Hungary's Orban meets Putin in Moscow in rare European visit

Hungary's Orban meets Putin in Moscow in rare European visit

Russian President Vladimir Putin welcomed Hungarian Prime Minister Viktor Orbán to Moscow on Friday for a rare meeting with a European leader to discuss peace proposals for Ukraine.

Orbán's visit comes only days after he made a similar unannounced trip to Ukraine, where he met with President Volodymyr Zelenskyy and proposed that Ukraine consider agreeing to an immediate cease-fire with Russia.

“The number of countries that can talk to both warring sides is diminishing,” Orbán said. “Hungary is slowly becoming the only country in Europe that can speak to everyone.”

The reaction from Ukraine was swift. "The decision to make this trip was made by the Hungarian side without approval or coordination with Ukraine." Furthermore stating, "We remind that the principle of "no agreements on Ukraine without Ukraine" remains inviolable for our country and call on all states to strictly adhere to it," the foreign ministry stated.

In comments at the beginning of their meeting that were televised, Putin suggested that Orbán had come to Moscow as a representative of the European Council, despite several European officials having condemned the visit.

Such as President of the European Commission Ursula von der Leyen who expressed on social media platform X that conciliation will not provide peace.

The Hungarian prime minister, widely seen as having the warmest relations with Vladimir Putin among all European Union leaders, has routinely blocked, delayed or watered down EU efforts to assist Ukraine and impose sanctions on Moscow for its actions in Ukraine.

He has long argued for a cessation of hostilities in Ukraine but without outlining what that might mean for the country's territorial integrity or future security.

That posture has frustrated Hungary’s EU and NATO allies, which have broadly considered Russia’s actions as a breach of international law and a threat to the security of countries in Eastern Europe.

The visit to Moscow was Orbán’s idea and was only agreed to on Wednesday, Putin’s spokesperson, Dmitry Peskov said, according to the Russian state news agency Tass.

Russian President Vladimir Putin, right, and Hungarian Prime Minister Viktor Orban shake hands during a meeting in Moscow, Russia, Friday, July 5, 2024.
Russian President Vladimir Putin, right, and Hungarian Prime Minister Viktor Orban shake hands during a meeting in Moscow, Russia, Friday, July 5, 2024. - Valeriy Sharifulin/Sputnik

Putin told Orbán that he wanted to hear about the position of his “European colleagues” on Ukraine and discuss Moscow's plan for peace as well as bilateral relations.

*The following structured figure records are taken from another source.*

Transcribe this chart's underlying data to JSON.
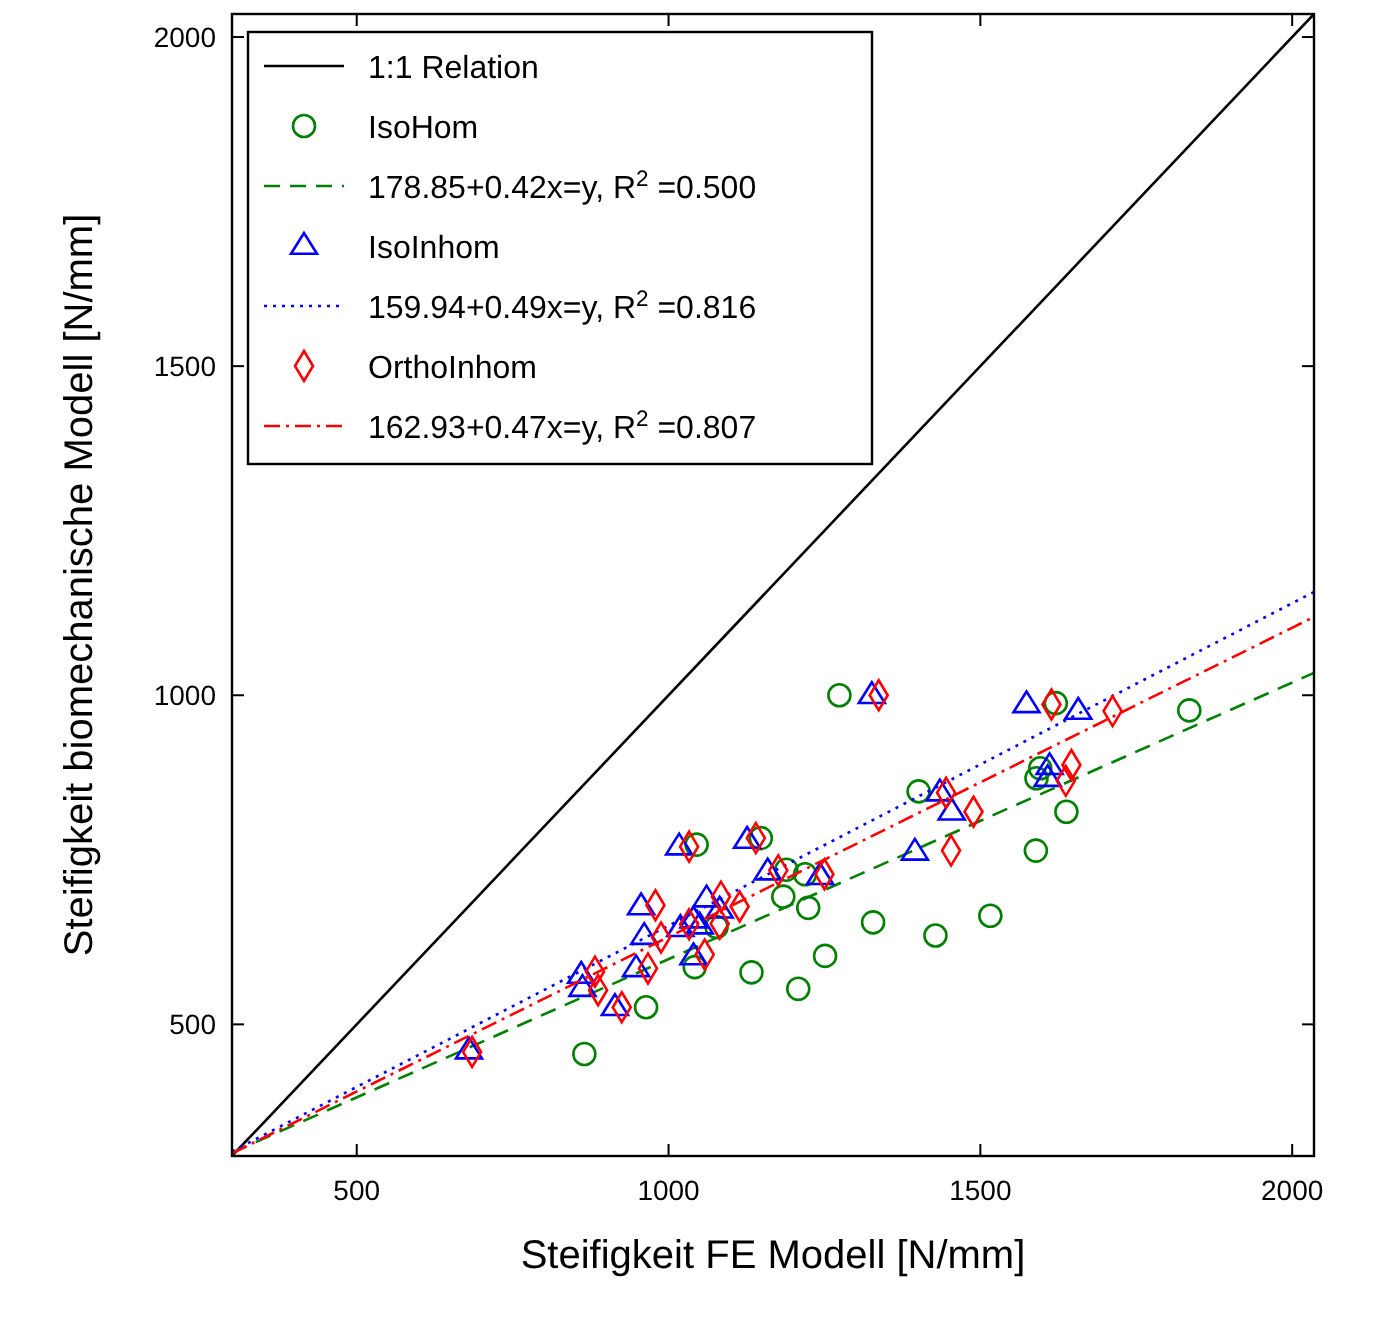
{
  "chart_data": {
    "type": "scatter",
    "xlabel": "Steifigkeit FE Modell [N/mm]",
    "ylabel": "Steifigkeit biomechanische Modell [N/mm]",
    "xlim": [
      300,
      2035
    ],
    "ylim": [
      300,
      2035
    ],
    "xticks": [
      500,
      1000,
      1500,
      2000
    ],
    "yticks": [
      500,
      1000,
      1500,
      2000
    ],
    "grid": false,
    "legend": "top left",
    "series": [
      {
        "name": "1:1 Relation",
        "type": "line",
        "color": "#000000",
        "line_style": "solid",
        "marker": "none",
        "x": [
          300,
          2035
        ],
        "values": [
          300,
          2035
        ]
      },
      {
        "name": "IsoHom",
        "color": "#008000",
        "marker": "circle",
        "x": [
          1274,
          1621,
          1835,
          1401,
          1596,
          1590,
          1638,
          1589,
          1045,
          1148,
          1189,
          1219,
          1184,
          1224,
          1328,
          1428,
          1516,
          1251,
          1133,
          1208,
          1042,
          964,
          1077,
          865
        ],
        "values": [
          1000,
          988,
          977,
          854,
          889,
          874,
          823,
          764,
          773,
          783,
          735,
          728,
          694,
          677,
          655,
          635,
          665,
          604,
          579,
          554,
          587,
          526,
          648,
          455
        ]
      },
      {
        "name": "178.85+0.42x=y, R$^{2}$ =0.500",
        "type": "line",
        "color": "#008000",
        "line_style": "dashed",
        "marker": "none",
        "x": [
          300,
          2035
        ],
        "values": [
          305,
          1034
        ]
      },
      {
        "name": "IsoInhom",
        "color": "#0000ff",
        "marker": "triangle",
        "x": [
          1326,
          1574,
          1657,
          1611,
          1608,
          1435,
          1454,
          1395,
          1017,
          1126,
          1159,
          1243,
          956,
          1061,
          961,
          1019,
          1040,
          1050,
          1082,
          948,
          1040,
          914,
          860,
          862,
          680
        ],
        "values": [
          1000,
          986,
          976,
          892,
          874,
          852,
          823,
          762,
          770,
          780,
          732,
          725,
          679,
          691,
          634,
          646,
          659,
          650,
          674,
          585,
          603,
          526,
          575,
          555,
          460
        ]
      },
      {
        "name": "159.94+0.49x=y, R$^{2}$ =0.816",
        "type": "line",
        "color": "#0000ff",
        "line_style": "dotted",
        "marker": "none",
        "x": [
          300,
          2035
        ],
        "values": [
          307,
          1157
        ]
      },
      {
        "name": "OrthoInhom",
        "color": "#ff0000",
        "marker": "diamond",
        "x": [
          1337,
          1614,
          1712,
          1646,
          1637,
          1445,
          1489,
          1453,
          1033,
          1140,
          1176,
          1250,
          979,
          1084,
          1114,
          988,
          1033,
          1082,
          967,
          1058,
          925,
          882,
          887,
          685
        ],
        "values": [
          1000,
          986,
          976,
          894,
          870,
          852,
          823,
          764,
          770,
          783,
          734,
          728,
          681,
          694,
          679,
          632,
          652,
          653,
          585,
          606,
          526,
          580,
          552,
          458
        ]
      },
      {
        "name": "162.93+0.47x=y, R$^{2}$ =0.807",
        "type": "line",
        "color": "#ff0000",
        "line_style": "dashdot",
        "marker": "none",
        "x": [
          300,
          2035
        ],
        "values": [
          304,
          1119
        ]
      }
    ]
  }
}
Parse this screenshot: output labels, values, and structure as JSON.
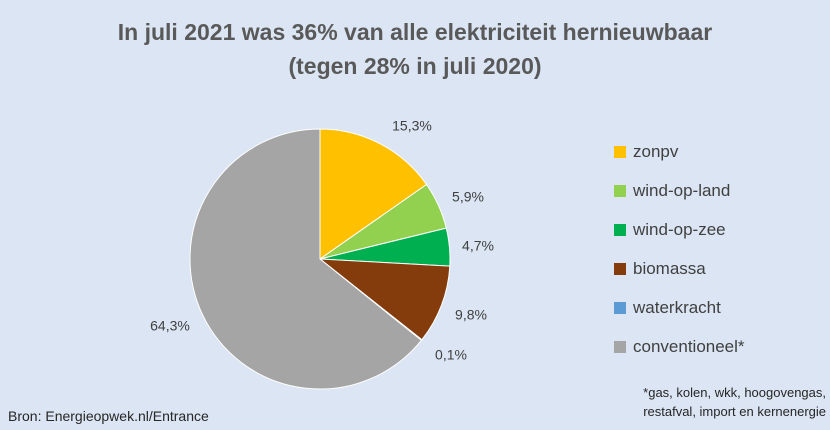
{
  "chart_data": {
    "type": "pie",
    "title": "In juli 2021 was 36% van alle elektriciteit hernieuwbaar",
    "subtitle": "(tegen 28% in juli 2020)",
    "categories": [
      "zonpv",
      "wind-op-land",
      "wind-op-zee",
      "biomassa",
      "waterkracht",
      "conventioneel*"
    ],
    "values": [
      15.3,
      5.9,
      4.7,
      9.8,
      0.1,
      64.3
    ],
    "data_labels": [
      "15,3%",
      "5,9%",
      "4,7%",
      "9,8%",
      "0,1%",
      "64,3%"
    ],
    "colors": [
      "#ffc000",
      "#92d050",
      "#00b050",
      "#843c0c",
      "#5b9bd5",
      "#a5a5a5"
    ],
    "legend_position": "right"
  },
  "footnote": {
    "line1": "*gas, kolen, wkk, hoogovengas,",
    "line2": "restafval, import en kernenergie"
  },
  "source": "Bron: Energieopwek.nl/Entrance"
}
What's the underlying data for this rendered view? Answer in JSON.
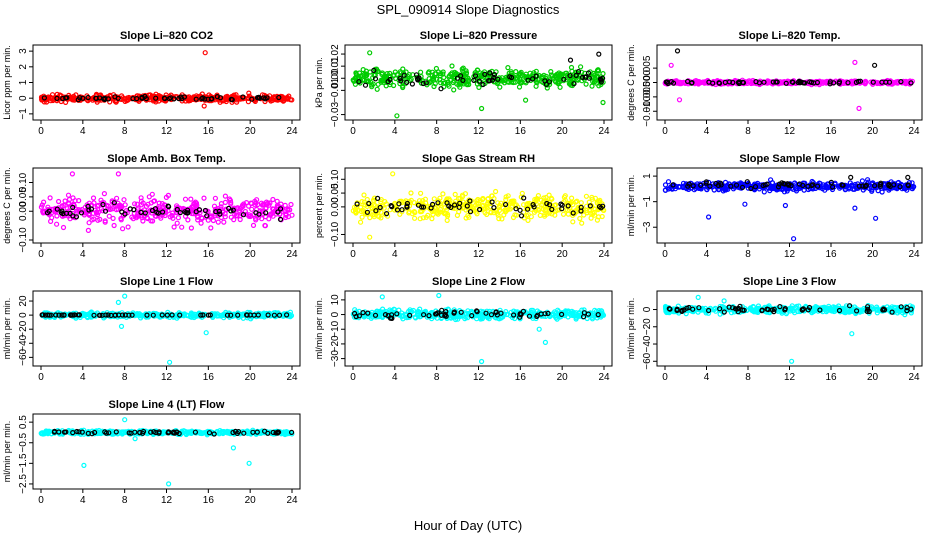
{
  "figure": {
    "title": "SPL_090914  Slope Diagnostics",
    "xlabel": "Hour of Day (UTC)"
  },
  "chart_data": [
    {
      "type": "scatter",
      "title": "Slope Li–820 CO2",
      "ylabel": "Licor ppm per min.",
      "color": "#ff0000",
      "xlim": [
        0,
        24
      ],
      "ylim": [
        -1.2,
        3.2
      ],
      "xticks": [
        "0",
        "4",
        "8",
        "12",
        "16",
        "20",
        "24"
      ],
      "xtick_values": [
        0,
        4,
        8,
        12,
        16,
        20,
        24
      ],
      "yticks": [
        "−1",
        "0",
        "1",
        "2",
        "3"
      ],
      "ytick_values": [
        -1,
        0,
        1,
        2,
        3
      ],
      "series": [
        {
          "name": "colored",
          "center": 0,
          "spread": 0.22,
          "outliers": [
            [
              15.7,
              2.9
            ],
            [
              15.6,
              -0.5
            ]
          ]
        },
        {
          "name": "black",
          "center": 0,
          "spread": 0.12,
          "outliers": []
        }
      ]
    },
    {
      "type": "scatter",
      "title": "Slope Li–820 Pressure",
      "ylabel": "kPa per min.",
      "color": "#00cc00",
      "xlim": [
        0,
        24
      ],
      "ylim": [
        -0.032,
        0.025
      ],
      "xticks": [
        "0",
        "4",
        "8",
        "12",
        "16",
        "20",
        "24"
      ],
      "xtick_values": [
        0,
        4,
        8,
        12,
        16,
        20,
        24
      ],
      "yticks": [
        "−0.03",
        "−0.01",
        "0.00",
        "0.01",
        "0.02"
      ],
      "ytick_values": [
        -0.03,
        -0.01,
        0,
        0.01,
        0.02
      ],
      "series": [
        {
          "name": "colored",
          "center": 0.0,
          "spread": 0.007,
          "outliers": [
            [
              4.2,
              -0.031
            ],
            [
              23.9,
              -0.02
            ],
            [
              12.3,
              -0.025
            ],
            [
              16.5,
              -0.018
            ],
            [
              1.6,
              0.021
            ]
          ]
        },
        {
          "name": "black",
          "center": 0.0,
          "spread": 0.006,
          "outliers": [
            [
              23.5,
              0.02
            ],
            [
              20.8,
              0.015
            ]
          ]
        }
      ]
    },
    {
      "type": "scatter",
      "title": "Slope Li–820 Temp.",
      "ylabel": "degrees C per min.",
      "color": "#ff00ff",
      "xlim": [
        0,
        24
      ],
      "ylim": [
        -0.012,
        0.012
      ],
      "xticks": [
        "0",
        "4",
        "8",
        "12",
        "16",
        "20",
        "24"
      ],
      "xtick_values": [
        0,
        4,
        8,
        12,
        16,
        20,
        24
      ],
      "yticks": [
        "−0.010",
        "−0.005",
        "0.000",
        "0.005"
      ],
      "ytick_values": [
        -0.01,
        -0.005,
        0,
        0.005
      ],
      "series": [
        {
          "name": "colored",
          "center": 0.0,
          "spread": 0.0006,
          "outliers": [
            [
              0.6,
              0.006
            ],
            [
              18.7,
              -0.009
            ],
            [
              1.4,
              -0.006
            ],
            [
              18.3,
              0.007
            ]
          ]
        },
        {
          "name": "black",
          "center": 0.0,
          "spread": 0.0004,
          "outliers": [
            [
              1.2,
              0.011
            ],
            [
              20.2,
              0.006
            ]
          ]
        }
      ]
    },
    {
      "type": "scatter",
      "title": "Slope Amb. Box Temp.",
      "ylabel": "degrees C per min.",
      "color": "#ff00ff",
      "xlim": [
        0,
        24
      ],
      "ylim": [
        -0.1,
        0.14
      ],
      "xticks": [
        "0",
        "4",
        "8",
        "12",
        "16",
        "20",
        "24"
      ],
      "xtick_values": [
        0,
        4,
        8,
        12,
        16,
        20,
        24
      ],
      "yticks": [
        "−0.10",
        "0.00",
        "0.05",
        "0.10"
      ],
      "ytick_values": [
        -0.1,
        0,
        0.05,
        0.1
      ],
      "series": [
        {
          "name": "colored",
          "center": 0.0,
          "spread": 0.045,
          "outliers": [
            [
              3.0,
              0.13
            ],
            [
              7.4,
              0.13
            ]
          ]
        },
        {
          "name": "black",
          "center": 0.0,
          "spread": 0.025,
          "outliers": []
        }
      ]
    },
    {
      "type": "scatter",
      "title": "Slope Gas Stream RH",
      "ylabel": "percent per min.",
      "color": "#ffff00",
      "xlim": [
        0,
        24
      ],
      "ylim": [
        -0.12,
        0.13
      ],
      "xticks": [
        "0",
        "4",
        "8",
        "12",
        "16",
        "20",
        "24"
      ],
      "xtick_values": [
        0,
        4,
        8,
        12,
        16,
        20,
        24
      ],
      "yticks": [
        "−0.10",
        "0.00",
        "0.05",
        "0.10"
      ],
      "ytick_values": [
        -0.1,
        0,
        0.05,
        0.1
      ],
      "series": [
        {
          "name": "colored",
          "center": 0.0,
          "spread": 0.045,
          "outliers": [
            [
              1.6,
              -0.11
            ],
            [
              3.8,
              0.12
            ]
          ]
        },
        {
          "name": "black",
          "center": 0.0,
          "spread": 0.025,
          "outliers": []
        }
      ]
    },
    {
      "type": "scatter",
      "title": "Slope Sample Flow",
      "ylabel": "ml/min per min.",
      "color": "#0000ff",
      "xlim": [
        0,
        24
      ],
      "ylim": [
        -4.0,
        1.4
      ],
      "xticks": [
        "0",
        "4",
        "8",
        "12",
        "16",
        "20",
        "24"
      ],
      "xtick_values": [
        0,
        4,
        8,
        12,
        16,
        20,
        24
      ],
      "yticks": [
        "−3",
        "−1",
        "1"
      ],
      "ytick_values": [
        -3,
        -1,
        1
      ],
      "series": [
        {
          "name": "colored",
          "center": 0.2,
          "spread": 0.35,
          "outliers": [
            [
              12.4,
              -3.9
            ],
            [
              20.3,
              -2.3
            ],
            [
              4.2,
              -2.2
            ],
            [
              7.7,
              -1.2
            ],
            [
              18.3,
              -1.5
            ],
            [
              11.6,
              -1.3
            ]
          ]
        },
        {
          "name": "black",
          "center": 0.3,
          "spread": 0.25,
          "outliers": [
            [
              23.4,
              0.9
            ],
            [
              17.9,
              0.9
            ]
          ]
        }
      ]
    },
    {
      "type": "scatter",
      "title": "Slope Line 1 Flow",
      "ylabel": "ml/min per min.",
      "color": "#00ffff",
      "xlim": [
        0,
        24
      ],
      "ylim": [
        -68,
        30
      ],
      "xticks": [
        "0",
        "4",
        "8",
        "12",
        "16",
        "20",
        "24"
      ],
      "xtick_values": [
        0,
        4,
        8,
        12,
        16,
        20,
        24
      ],
      "yticks": [
        "−60",
        "−40",
        "−20",
        "0",
        "20"
      ],
      "ytick_values": [
        -60,
        -40,
        -20,
        0,
        20
      ],
      "series": [
        {
          "name": "colored",
          "center": 0,
          "spread": 3.5,
          "outliers": [
            [
              12.3,
              -67
            ],
            [
              8.0,
              27
            ],
            [
              7.7,
              -16
            ],
            [
              15.8,
              -25
            ],
            [
              7.4,
              18
            ]
          ]
        },
        {
          "name": "black",
          "center": 0,
          "spread": 0.4,
          "outliers": []
        }
      ]
    },
    {
      "type": "scatter",
      "title": "Slope Line 2 Flow",
      "ylabel": "ml/min per min.",
      "color": "#00ffff",
      "xlim": [
        0,
        24
      ],
      "ylim": [
        -33,
        14
      ],
      "xticks": [
        "0",
        "4",
        "8",
        "12",
        "16",
        "20",
        "24"
      ],
      "xtick_values": [
        0,
        4,
        8,
        12,
        16,
        20,
        24
      ],
      "yticks": [
        "−30",
        "−20",
        "−10",
        "0",
        "10"
      ],
      "ytick_values": [
        -30,
        -20,
        -10,
        0,
        10
      ],
      "series": [
        {
          "name": "colored",
          "center": 0,
          "spread": 3.0,
          "outliers": [
            [
              12.3,
              -32
            ],
            [
              8.2,
              13
            ],
            [
              18.4,
              -19
            ],
            [
              2.8,
              12
            ],
            [
              17.8,
              -10
            ]
          ]
        },
        {
          "name": "black",
          "center": 0,
          "spread": 2.2,
          "outliers": []
        }
      ]
    },
    {
      "type": "scatter",
      "title": "Slope Line 3 Flow",
      "ylabel": "ml/min per min.",
      "color": "#00ffff",
      "xlim": [
        0,
        24
      ],
      "ylim": [
        -62,
        18
      ],
      "xticks": [
        "0",
        "4",
        "8",
        "12",
        "16",
        "20",
        "24"
      ],
      "xtick_values": [
        0,
        4,
        8,
        12,
        16,
        20,
        24
      ],
      "yticks": [
        "−60",
        "−40",
        "−20",
        "0"
      ],
      "ytick_values": [
        -60,
        -40,
        -20,
        0
      ],
      "series": [
        {
          "name": "colored",
          "center": 0,
          "spread": 4.0,
          "outliers": [
            [
              12.2,
              -60
            ],
            [
              18.0,
              -28
            ],
            [
              3.2,
              14
            ],
            [
              5.7,
              10
            ]
          ]
        },
        {
          "name": "black",
          "center": 0,
          "spread": 3.0,
          "outliers": []
        }
      ]
    },
    {
      "type": "scatter",
      "title": "Slope Line 4 (LT) Flow",
      "ylabel": "ml/min per min.",
      "color": "#00ffff",
      "xlim": [
        0,
        24
      ],
      "ylim": [
        -2.6,
        0.75
      ],
      "xticks": [
        "0",
        "4",
        "8",
        "12",
        "16",
        "20",
        "24"
      ],
      "xtick_values": [
        0,
        4,
        8,
        12,
        16,
        20,
        24
      ],
      "yticks": [
        "−2.5",
        "−1.5",
        "−0.5",
        "0.5"
      ],
      "ytick_values": [
        -2.5,
        -1.5,
        -0.5,
        0.5
      ],
      "series": [
        {
          "name": "colored",
          "center": 0,
          "spread": 0.09,
          "outliers": [
            [
              12.2,
              -2.5
            ],
            [
              4.1,
              -1.6
            ],
            [
              19.9,
              -1.5
            ],
            [
              8.0,
              0.62
            ],
            [
              18.4,
              -0.75
            ],
            [
              9.0,
              -0.3
            ]
          ]
        },
        {
          "name": "black",
          "center": 0,
          "spread": 0.06,
          "outliers": []
        }
      ]
    }
  ]
}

Orbán noted that the meeting was the fourteenth time the leaders have held bilateral talks since 2009.

Later at a news conference, Putin claimed Ukraine was not ready to discuss a cease-fire. “It should not just be a ceasefire, or a temporary suspension of fire, or some kind of pause that the Kyiv regime could use to recover losses, regroup and rearm. We are talking about the complete withdrawal of all Ukrainian troops from the Donetsk and Luhansk People's Republics, Zaporizhzhia and Kherson regions," Putin said.

European leaders criticise visit

European officials and leaders have heavily criticised Orbán's visit to Moscow, something only one other European leader has done since the start of the conflict.

“This is about appeasement. It’s not about peace,” European Commission spokesperson Eric Mamer said.

Hungary at the beginning of the month took over the six-month rotating presidency of the EU Council, a largely formal role that can be used to shape the bloc’s policy agenda. Orbán has said he wants to use the presidency to advocate for an end to the fighting in Ukraine.

The EU’s foreign policy chief, Josep Borrell, said in a statement that Orbán’s visit to Moscow “takes place, exclusively, in the framework of the bilateral relations between Hungary and Russia.”

“Prime Minister Orbán has not received any mandate from the EU Council to visit Moscow," Borrell said, adding that his "position excludes official contacts between the EU and President Putin. The Hungarian Prime Minister is thus not representing the EU in any form.”

He noted that Putin has been indicted by the International Criminal Court and an arrest warrant released for his role in relation to the forced deportation of children from Ukraine to Russia.

In an email on Friday, Orbán's press chief, Bertalan Havasi, said the Hungarian leader's trip comes “as part of his peace mission."

Speaking to Hungarian state radio before departing Friday morning, Orbán said he was aware that his country’s presidency of the EU “does not entitle us to negotiate on behalf of anyone.”

Orbán is the first European leader to visit Russia and sit down for talks with Putin since Austrian Chancellor Karl Nehammer visited Moscow in April 2022, just weeks after Putin ordered his troops into Ukraine. During that visit he said he raised the issue of crimes allegedly committed in Ukraine by Russian forces.